Site-specific mutagenesis of the 35-kilodalton protein gene encoded by Autographa californica nuclear polyhedrosis virus: cell line-specific effects on virus replication.

The gene encoding the 35-kDa protein (35k gene) located within the EcoRI-S genome fragment of Autographa californica nuclear polyhedrosis virus (AcMNPV) is transcribed early in infection. To examine its function(s) with respect to virus multiplication, we introduced specific mutations of this early gene into the AcMNPV genome. In Spodoptera frugiperda (SF21) culture, deletion of the 35K gene reduced yields of extracellular, budded virus from 200- to 15,000-fold, depending on input multiplicity.
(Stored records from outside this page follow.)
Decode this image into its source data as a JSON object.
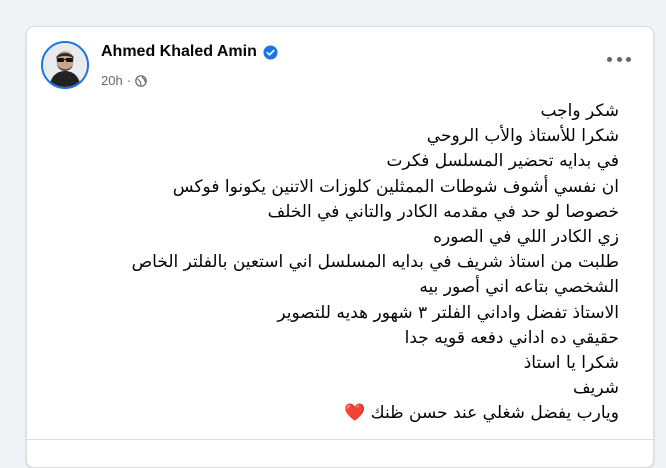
{
  "post": {
    "author": "Ahmed Khaled Amin",
    "timestamp": "20h",
    "audience_icon": "globe-icon",
    "verified_icon": "verified-badge-icon",
    "more_icon": "more-options-icon",
    "lines": [
      "شكر واجب",
      "شكرا للأستاذ والأب الروحي",
      "في بدايه تحضير المسلسل فكرت",
      "ان نفسي أشوف شوطات الممثلين  كلوزات الاتنين يكونوا فوكس",
      "خصوصا لو حد في مقدمه الكادر والتاني في الخلف",
      "زي الكادر اللي في الصوره",
      "طلبت من استاذ شريف في بدايه المسلسل اني استعين بالفلتر الخاص",
      "الشخصي بتاعه اني أصور بيه",
      "الاستاذ تفضل واداني الفلتر ٣ شهور هديه للتصوير",
      "حقيقي ده اداني دفعه قويه جدا",
      "شكرا يا استاذ",
      "شريف",
      "ويارب يفضل شغلي عند حسن ظنك"
    ],
    "end_emoji": "❤️"
  },
  "colors": {
    "verified": "#1b74e4",
    "heart": "#e41e3f"
  }
}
Mutant replication was characterized by dramatically diminished levels of late and very late (occlusion-specific) virus gene expression and premature cell lysis. In contrast, 35K gene inactivation had no effect on virus growth in cultured Trichoplusia ni (TN368) cells. Insertion of the 35K gene and its promoter at an alternate site (polyhedrin locus) restored virus replication to wild-type levels in SF21 culture. Subsequent insertion of 4 bp after codon 81 generated a frameshift mutant that exhibited a virus phenotype indistinguishable from that of 35K deletion mutants and demonstrated that the 35K gene product (p35) was required for wild-type replication in SF21 cells. Mutagenesis also indicated that the C terminus of p35, including the last 12 residues, was required for function. In complementation assays, wild-type virus bearing a functional 35K gene allele stimulated all aspects of 35K null mutant replication and suppressed early cell lysis. These findings indicated that p35 is a trans-dominant factor that facilitates AcMNPV growth in a cell line-specific manner.